Porte-parole de l’Office fédéral de la justice (OFJ), Folco Galli reste prudent. Selon lui, il est difficile d’établir un calendrier, même s’il n’est pas exclu que Berne reçoive ces prochains jours une demande officielle des autorités américaines.

«Il nous faut des informations avant d’agir», relève le porte-parole, qui rappelle que Roman Polanski pourra s’opposer par la voie judiciaire à son extradition. Il aura trente jours pour recourir au Tribunal pénal fédéral (TPF).

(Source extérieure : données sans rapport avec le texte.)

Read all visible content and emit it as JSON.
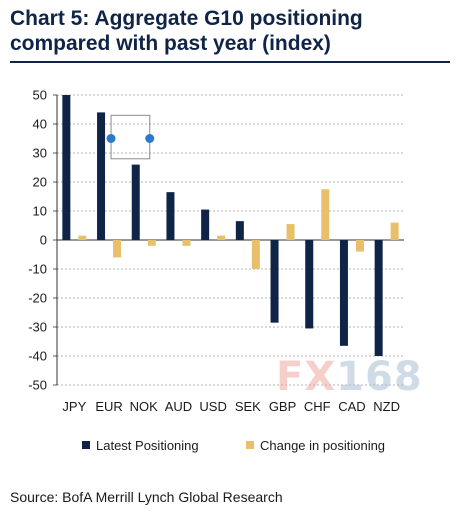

Recours possibles Le réalisateur du «Pianiste» pourrait ensuite contester un feu vert de Bellinzone devant le Tribunal fédéral (TF). Mais la voie est étroite, relève Folco Galli. Sauf exceptions admises par la loi, le TF n’entre pas en matière, en règle générale, sur les recours concernant les demandes d’extradition.

Le réalisateur franco-polonais s’est heurté jeudi à une décision négative d’une cour d’appel de Californie, qui ne lui a pas accordé le droit d’être jugé par contumace.

Le cinéaste devra être présent à l’audience qui déterminera sa peine pour «relations sexuelles illégales» avec une mineure. Un jugement par contumace aurait rendu caduque la procédure d’extradition vers les Etats-Unis.

En première instance, un tribunal de Los Angeles avait déjà rejeté en janvier la requête formulée par les avocats de Roman Polanski, qui avaient fait appel.

Jeudi, la cour a estimé que M. Polanski «n’était pas parvenu à démontrer» que la décision de rejet rendue en première instance par le juge Peter Espinoza n’était pas fondée. Assurant vouloir «défendre l’intégrité du système judiciaire», le magistrat avait considéré que M. Polanski devait «être présent» lors de son jugement.

Saisir la Cour suprême Sarah Ingram, porte-parole du cinéaste, a déclaré que les avocats de Roman Polanski n’avaient pas de commentaire à faire concernant d’éventuels appels.

Les avocats peuvent saisir la Cour suprême de Californie, a indiqué à Reuters une professeure de droit, Laurie Levenson. Mais leurs chances sont très minces.

Roman Polanski, 76 ans, est assigné à résidence dans son chalet de la station de Gstaad (BE), dans l’attente de son éventuelle extradition. Il a été arrêté le 26 septembre à Zurich sur mandat d’arrêt américain. La justice a depuis lors déposé une demande d’extradition.

Le réalisateur du «Pianiste» a plaidé coupable d’avoir eu des relations sexuelles en 1977 avec une adolescente de 13 ans après lui avoir fait boire du champagne et consommer des stupéfiants.

Samantha Geimer déboutée Poursuivi et jugé pour viol, le cinéaste s’était enfui des Etats-Unis avant le prononcé du verdict, craignant d’être lourdement condamné. Il n’a jamais remis les pieds aux Etats-Unis.

La victime, Samantha Geimer, aujourd’hui mère de trois enfants, a demandé à la justice de classer l’affaire, requête également rejetée jeudi par le même tribunal. Elle explique qu’elle a pardonné à Polanski et souffre d’être à nouveau sous les feux de l’actualité depuis le retour au premier plan de cette affaire.

L’Office fédéral de la justice (OFJ) avait indiqué en février attendre que la justice américaine statue définitivement sur la demande du réalisateur franco-polonais d’être jugé par contumace avant de prendre une décision concernant son extradition. La procédure pourrait ainsi se prolonger «de quelques mois à un an», avait indiqué la conseillère fédérale Eveline Widmer-Schlumpf fin janvier.